Ratcliffe picked up a book, a volume of O. Henry. There was a name in it,—J. Seligmann.
Jude, delving in the starboard after-cabin, came out holding up something. It was a pair of boots, women’s, patent leather with white suede tops and heels three inches high.
“Look at them things!” said Jude with a burst of suppressed laughter.
“A girl’s boots,” said Ratcliffe. “Try them on, Jude.”
“If I wore them things,” said Jude, “I’d have to walk on my hands. There’s dead loads more of stuff, and the place smells as if a polecat had been living there.”
Ratcliffe stuck his head into the little cabin. It reeked of California poppy as though a bottle of it had been upset, California poppy and cosmetic scents. Clothes were lying about in disorder; a woman’s white yachting cap, deck shoes, lingerie, bursting like froth out of a cabin trunk, gave added touch to the hysterical distraction of the scene.
One could see her, the woman, rushing about saving or collecting her valuables, leaving everything else, and calling on the gods to witness that she would never set foot again on another small yacht for a pleasure cruise among the islands.

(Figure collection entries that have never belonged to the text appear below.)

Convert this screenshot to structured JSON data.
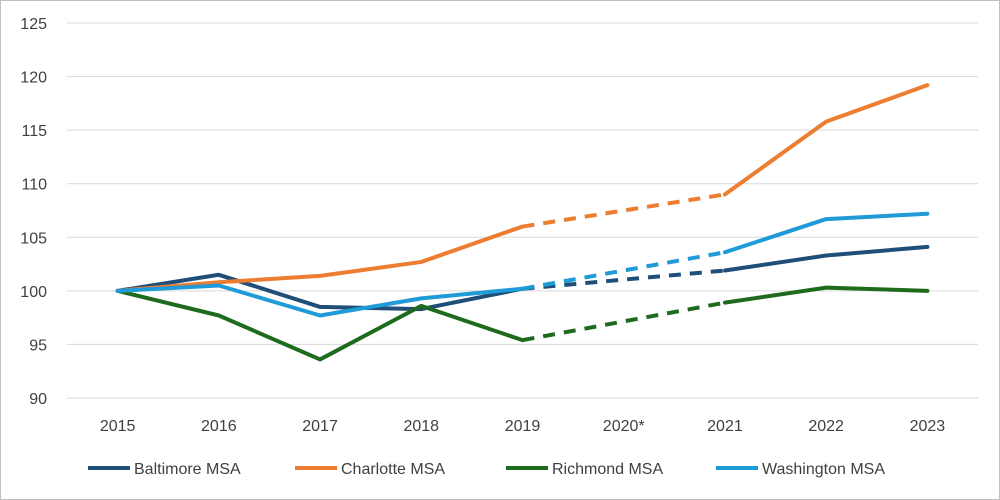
{
  "chart_data": {
    "type": "line",
    "title": "",
    "xlabel": "",
    "ylabel": "",
    "categories": [
      "2015",
      "2016",
      "2017",
      "2018",
      "2019",
      "2020*",
      "2021",
      "2022",
      "2023"
    ],
    "ylim": [
      90,
      125
    ],
    "yticks": [
      90,
      95,
      100,
      105,
      110,
      115,
      120,
      125
    ],
    "grid": "horizontal",
    "legend_position": "bottom",
    "note": "2020 value not shown; segment 2019-2021 drawn dashed",
    "series": [
      {
        "name": "Baltimore MSA",
        "color": "#1f4e79",
        "values": [
          100,
          101.5,
          98.5,
          98.3,
          100.2,
          null,
          101.9,
          103.3,
          104.1
        ]
      },
      {
        "name": "Charlotte MSA",
        "color": "#ed7d31",
        "values": [
          100,
          100.8,
          101.4,
          102.7,
          106.0,
          null,
          109.0,
          115.8,
          119.2
        ]
      },
      {
        "name": "Richmond MSA",
        "color": "#1e6b1e",
        "values": [
          100,
          97.7,
          93.6,
          98.6,
          95.4,
          null,
          98.9,
          100.3,
          100.0
        ]
      },
      {
        "name": "Washington MSA",
        "color": "#1f9bd7",
        "values": [
          100,
          100.5,
          97.7,
          99.3,
          100.2,
          null,
          103.6,
          106.7,
          107.2
        ]
      }
    ]
  }
}
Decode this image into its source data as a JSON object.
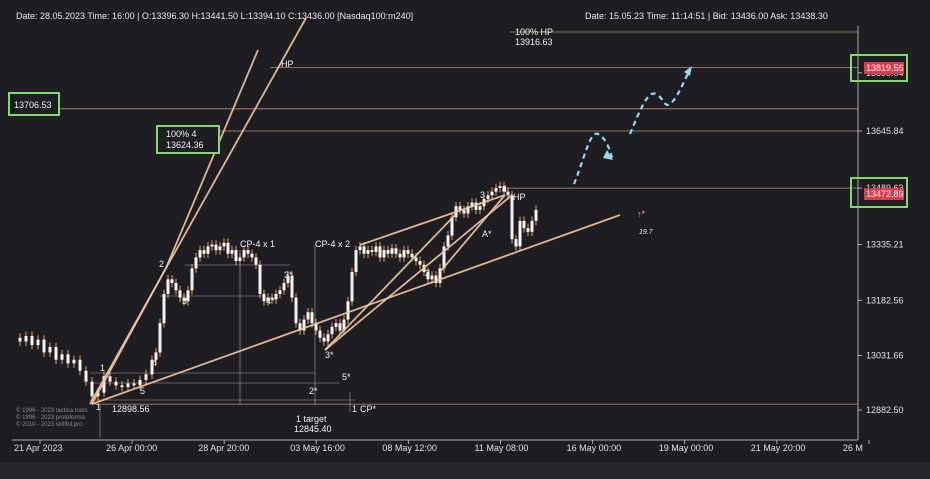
{
  "header": {
    "left": "Date: 28.05.2023 Time: 16:00 | O:13396.30 H:13441.50 L:13394.10 C:13436.00 [Nasdaq100:m240]",
    "right": "Date: 15.05.23 Time: 11:14:51 | Bid: 13436.00 Ask: 13438.30"
  },
  "colors": {
    "background": "#1e1e22",
    "candle": "#f4f4f4",
    "wick_accent": "#e8a06a",
    "wave_line": "#f2c6a0",
    "level_line": "#d9a07a",
    "highlight_box": "#7ddc6a",
    "price_badge": "#e03a4a",
    "projection": "#8fdcec"
  },
  "chart_data": {
    "type": "line",
    "subtype": "candlestick",
    "symbol": "Nasdaq100:m240",
    "ylim": [
      12860,
      13990
    ],
    "y_ticks": [
      12882.5,
      13031.66,
      13182.56,
      13335.21,
      13489.63,
      13645.84,
      13805.04
    ],
    "y_tick_labels": [
      "12882.50",
      "13031.66",
      "13182.56",
      "13335.21",
      "13489.63",
      "13645.84",
      "13805.04"
    ],
    "x_ticks": [
      "21 Apr 2023",
      "26 Apr 00:00",
      "28 Apr 20:00",
      "03 May 16:00",
      "08 May 12:00",
      "11 May 08:00",
      "16 May 00:00",
      "19 May 00:00",
      "21 May 20:00",
      "26 M"
    ],
    "horizontal_levels": [
      13916.63,
      13819.56,
      13706.53,
      13645.84,
      13489.63,
      12898.56
    ],
    "highlighted_prices": [
      {
        "label": "13706.53",
        "side": "left"
      },
      {
        "label": "13819.56",
        "side": "right"
      },
      {
        "label": "13472.89",
        "side": "right"
      }
    ],
    "annotations": {
      "hp_top": "100% HP",
      "hp_top_value": "13916.63",
      "hp_label": "HP",
      "hp_label2": "HP",
      "box_pct": "100%  4",
      "box_value": "13624.36",
      "cp1": "CP-4 x 1",
      "cp2": "CP-4 x 2",
      "low_value": "12898.56",
      "target_label": "1 target",
      "target_value": "12845.40",
      "cp_star": "CP*",
      "a_star": "A*",
      "arrow_star": "↑*",
      "arrow_value": "19.7",
      "waves": [
        "1",
        "2",
        "3",
        "4",
        "5",
        "3*",
        "4*",
        "5*",
        "2*",
        "3*",
        "1",
        "2",
        "3",
        "4",
        "1"
      ]
    },
    "watermark": [
      "© 1996 - 2023 tactica.tools",
      "© 1996 - 2023 protoforma",
      "© 2010 - 2023 skillful.pro"
    ]
  }
}
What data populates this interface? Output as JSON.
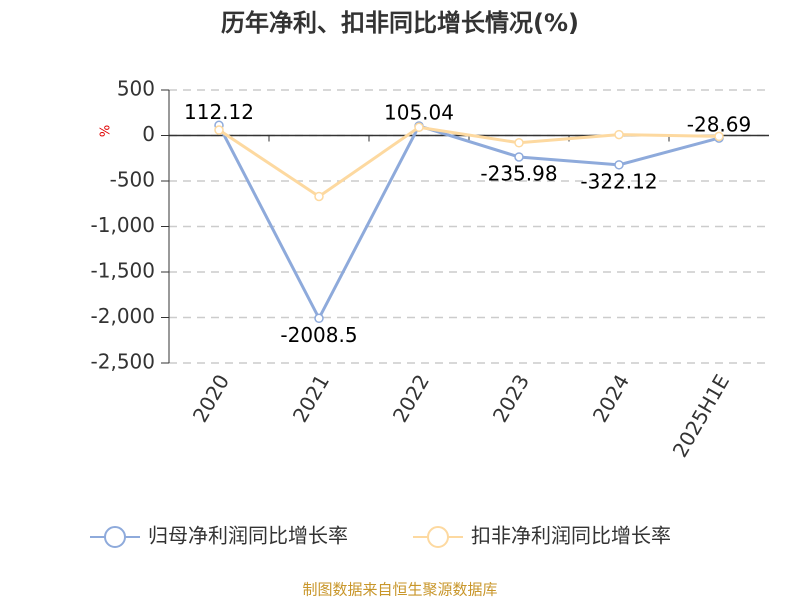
{
  "chart_data": {
    "type": "line",
    "title": "历年净利、扣非同比增长情况(%)",
    "y_label": "%",
    "categories": [
      "2020",
      "2021",
      "2022",
      "2023",
      "2024",
      "2025H1E"
    ],
    "series": [
      {
        "name": "归母净利润同比增长率",
        "color": "#8eaadb",
        "values": [
          112.12,
          -2008.5,
          105.04,
          -235.98,
          -322.12,
          -28.69
        ]
      },
      {
        "name": "扣非净利润同比增长率",
        "color": "#fdd9a0",
        "values": [
          60,
          -670,
          90,
          -80,
          10,
          -10
        ]
      }
    ],
    "ylim": [
      -2500,
      500
    ],
    "yticks": [
      {
        "value": -2500,
        "label": "-2,500"
      },
      {
        "value": -2000,
        "label": "-2,000"
      },
      {
        "value": -1500,
        "label": "-1,500"
      },
      {
        "value": -1000,
        "label": "-1,000"
      },
      -500,
      0,
      500
    ],
    "grid": true,
    "footer": "制图数据来自恒生聚源数据库"
  }
}
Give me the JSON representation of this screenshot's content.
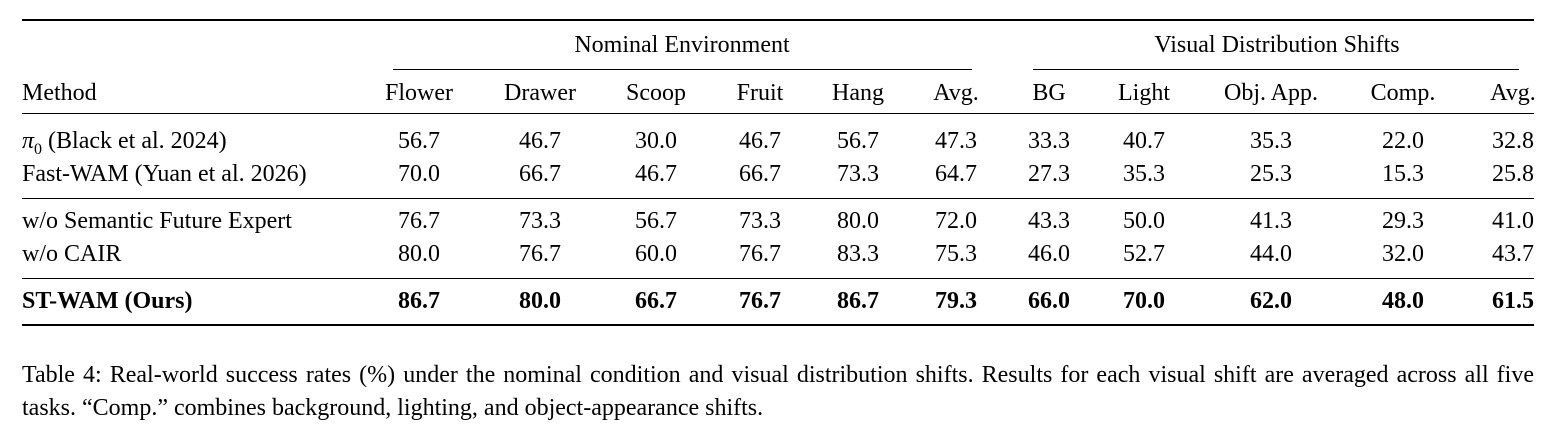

Jude picked out a frilled garment from the lingerie box, looked at it, rolled it up, and cast it with a chuckle into the bunk, then she reached up and opened the little port.
Ratcliffe left her pursuing her investigations, attracted by the whoops of Satan, who seemed pursuing things about the deck.
Satan, with his hair wild and his eyes ablaze, had rapidly sampled his treasure. Everything he wanted had been left. Had he found the Nombre de Dios with gold to her hatches, it is doubtful if his excitement would have been so intense.